Even small companies that are defined as companies with less than $ 75 million worth of shares sold on public markets will abide by this new proxy rule. However, the SEC suspended the use of small companies for three years to allow time for the study of the rule to apply to larger companies. Therefore, it is very likely that the family businesses owned by this small company will start planning their strategy for this new threat, which should be prepared in a short time. Possible strategies may include stock repurchase plans այլ other mitigation measures by the end of three years.

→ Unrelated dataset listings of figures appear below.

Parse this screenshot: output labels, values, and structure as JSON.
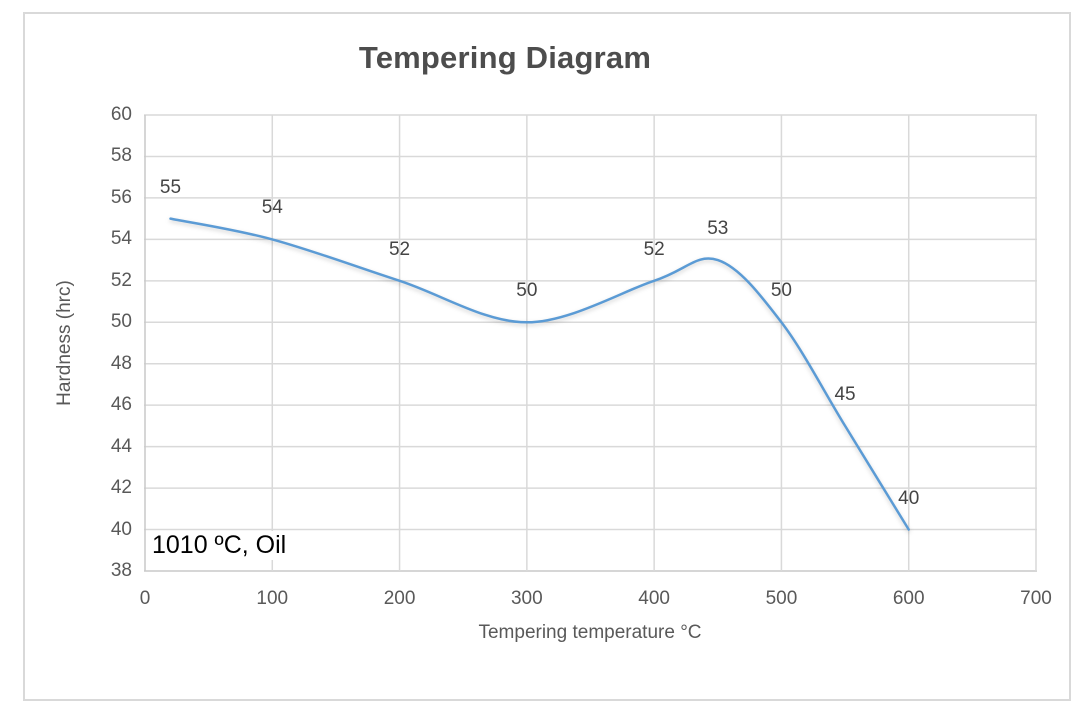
{
  "chart_data": {
    "type": "line",
    "title": "Tempering Diagram",
    "xlabel": "Tempering temperature °C",
    "ylabel": "Hardness (hrc)",
    "annotation": "1010 ºC, Oil",
    "x": [
      20,
      100,
      200,
      300,
      400,
      450,
      500,
      550,
      600
    ],
    "series": [
      {
        "name": "Hardness",
        "values": [
          55,
          54,
          52,
          50,
          52,
          53,
          50,
          45,
          40
        ]
      }
    ],
    "data_labels": [
      "55",
      "54",
      "52",
      "50",
      "52",
      "53",
      "50",
      "45",
      "40"
    ],
    "xlim": [
      0,
      700
    ],
    "ylim": [
      38,
      60
    ],
    "xtick_step": 100,
    "ytick_step": 2,
    "grid": true,
    "legend": "none",
    "smooth_line": true,
    "colors": {
      "line": "#5B9BD5",
      "gridline": "#D9D9D9",
      "axis_line": "#C9C9C9",
      "tick_text": "#595959",
      "title_text": "#4D4D4D",
      "data_label_text": "#444444",
      "annotation_text": "#000000",
      "chart_border": "#D9D9D9",
      "background": "#FFFFFF"
    }
  }
}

Compensation և Say-on-Pay:

Or it is not a direct threat to control, but payment on payment represents a potential intrusion, a disruption to the management of a public trading company, even if the controlling interest belongs to the family. This part of the regulation requires that shareholders have a non-binding vote on executive compensation at least every six years (possibly more often by a shareholder vote). Whether or not mandatory voting will not directly affect executive compensation, it has the potential to give a higher voice to dissident groups who do not understand or care about the competitive environment in which the company operates. This process will undoubtedly be another reason why family businesses can avoid raising capital through public offering of their shares, as many have done in the past.

Impact on family business

Given the above issues, the unintended consequence of Dodd-Frank’s SEC rules implementing it may be to close a potential source of growing capital for family-owned enterprises. Families have always had to carefully consider the pros and cons of selling some of their shares on public markets for privacy reasons. There is a real danger of control now, even if a minority of shares are traded և many may not go that route, even if it means slow growth և missed business opportunities.

It may also be recalled that even family businesses that do not sell any shares on public stock exchanges are likely to be affected by the ongoing development of new regulations as a result of the Dodd-Frank Act. As in the case of Sarbanes-Oxley, banks and financial institutions will adjust their processes and practices to comply with new public company regulations. This will undoubtedly mean that family businesses need to respond to the challenges posed by public companies simply because they have become part of the business of financial institutions. These companies may start anticipating these changes, working with their bankers, accountants, lawyers to be prepared.

Of course, not all the consequences of these changes are bad. The SEC aims to develop new regulations to meet Dodd-Frank’s intentions by promoting effective “accountability” between the company’s shareholders, owners, directors and executives. These are important goals that any business family should pursue. Trust and harmony between the family is built և established through transparency between family business owners և intended owners. What Dodd-Frank seeks to impose on public companies in terms of compensation practices հաս access to shareholders can be used to maintain the patient capital that family businesses rely on.